”We will be on our own”: Swedish Perceptions of Threats and National Identity in the Context of Economic Defence Planning, 1962–2002
Keywords:economic defence, stock-piling, Sweden, cold war, modernity, threat
This article focuses on the notions and motivations behind the expansion of Sweden’s late twentieth-century economic defence (supply security), a little-explored but crucial branch of the Swedish total defence at this time. By in particular exploring the role of modernity with regard to the formulation of threats and national self-images, we find that economic defence planners were vexed by a dilemma. On the one hand, embracing modernity was an integral part of Sweden’s self-image as a successful and progressive nation, but on the other hand, the increasing specialisation of the private sector and deepening foreign trade dependencies introduced growing vulnerabilities. The increasingly complex vulnerabilities of modern society thus made the task of ensuring Sweden’s supply security more and more difficult.
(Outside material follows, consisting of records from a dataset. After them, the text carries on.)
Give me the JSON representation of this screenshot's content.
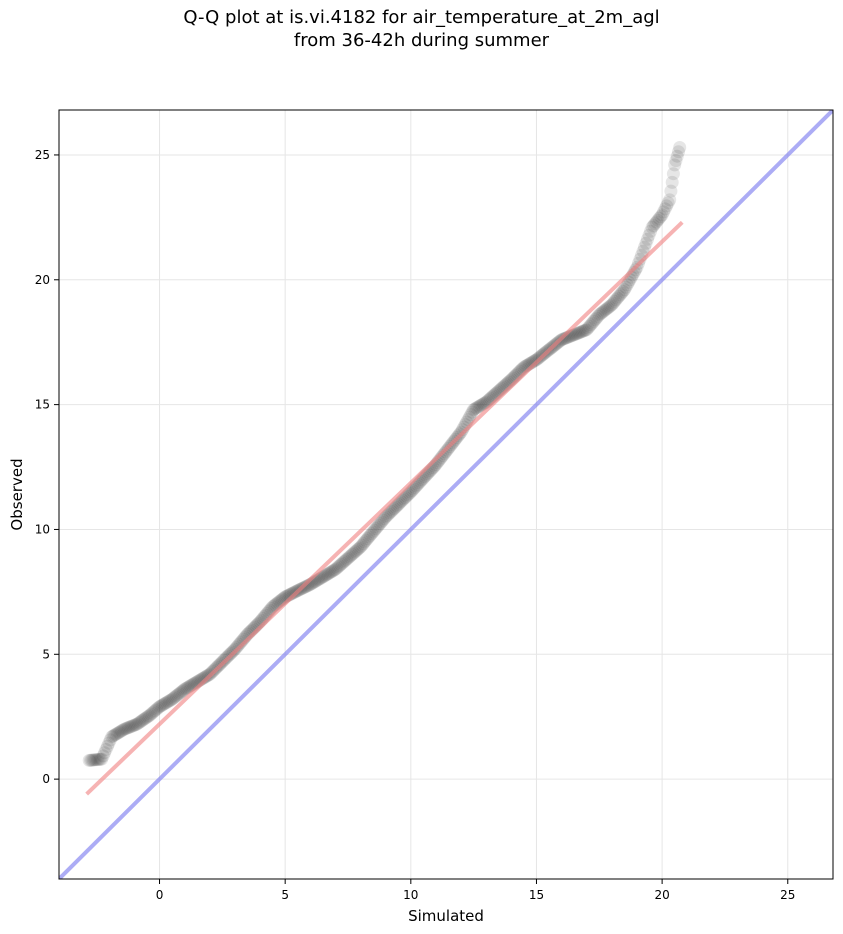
{
  "chart_data": {
    "type": "scatter",
    "title": [
      "Q-Q plot at is.vi.4182 for air_temperature_at_2m_agl",
      "from 36-42h during summer"
    ],
    "xlabel": "Simulated",
    "ylabel": "Observed",
    "xlim": [
      -4.0,
      26.8
    ],
    "ylim": [
      -4.0,
      26.8
    ],
    "xticks": [
      0,
      5,
      10,
      15,
      20,
      25
    ],
    "yticks": [
      0,
      5,
      10,
      15,
      20,
      25
    ],
    "grid": true,
    "colors": {
      "points": "#333333",
      "fit_line": "#f08080",
      "identity_line": "#8080f0",
      "fit_inner": "#8b0000",
      "grid": "#e6e6e6"
    },
    "series": [
      {
        "kind": "quantiles",
        "anchors": [
          [
            -2.8,
            0.75
          ],
          [
            -2.3,
            0.8
          ],
          [
            -1.9,
            1.7
          ],
          [
            -1.4,
            2.0
          ],
          [
            -0.9,
            2.2
          ],
          [
            -0.4,
            2.55
          ],
          [
            0.0,
            2.9
          ],
          [
            0.5,
            3.2
          ],
          [
            1.0,
            3.6
          ],
          [
            1.5,
            3.9
          ],
          [
            2.0,
            4.2
          ],
          [
            2.5,
            4.7
          ],
          [
            3.0,
            5.2
          ],
          [
            3.5,
            5.8
          ],
          [
            4.0,
            6.3
          ],
          [
            4.5,
            6.9
          ],
          [
            5.0,
            7.3
          ],
          [
            6.0,
            7.8
          ],
          [
            7.0,
            8.4
          ],
          [
            8.0,
            9.3
          ],
          [
            9.0,
            10.5
          ],
          [
            10.0,
            11.5
          ],
          [
            11.0,
            12.6
          ],
          [
            12.0,
            13.9
          ],
          [
            12.5,
            14.8
          ],
          [
            13.0,
            15.1
          ],
          [
            14.0,
            16.0
          ],
          [
            14.5,
            16.5
          ],
          [
            15.0,
            16.8
          ],
          [
            15.5,
            17.2
          ],
          [
            16.0,
            17.6
          ],
          [
            16.5,
            17.8
          ],
          [
            17.0,
            18.0
          ],
          [
            17.5,
            18.6
          ],
          [
            18.0,
            19.0
          ],
          [
            18.5,
            19.6
          ],
          [
            19.0,
            20.5
          ],
          [
            19.3,
            21.3
          ],
          [
            19.6,
            22.1
          ],
          [
            20.0,
            22.6
          ],
          [
            20.3,
            23.2
          ],
          [
            20.5,
            24.6
          ],
          [
            20.7,
            25.3
          ]
        ]
      },
      {
        "kind": "fit_line",
        "points": [
          [
            -2.9,
            -0.6
          ],
          [
            20.8,
            22.3
          ]
        ]
      },
      {
        "kind": "identity_line",
        "points": [
          [
            -4.0,
            -4.0
          ],
          [
            26.8,
            26.8
          ]
        ]
      }
    ]
  }
}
Still, while bringing light to the downsides of modernity and arguing for the need to mitigate new vulnerabilities by means of various solutions (such as stockpiling crucial goods), the central economic defence authorities nevertheless remained loyal to the fundamental notion that Sweden as a nation must embrace modern progress. Some of the solutions brought forward by defence planners were, in fact, presented as part of this progress in terms of the ingenuity of Swedish engineers or the strength and flexibility of the private sector. We also explore the motivations for Sweden terminating this nationally organised supply security system at the turn of the 21st century. In this context, we show that the self-image of being modern played a crucial part, particularly when state officials began to describe the threat of war as being ”outdated” (Swe. omodernt). As it was now associated with something both unnecessary and contrary to the Swedish self-image of being modern, the supply security system was finally decommissioned by 2002.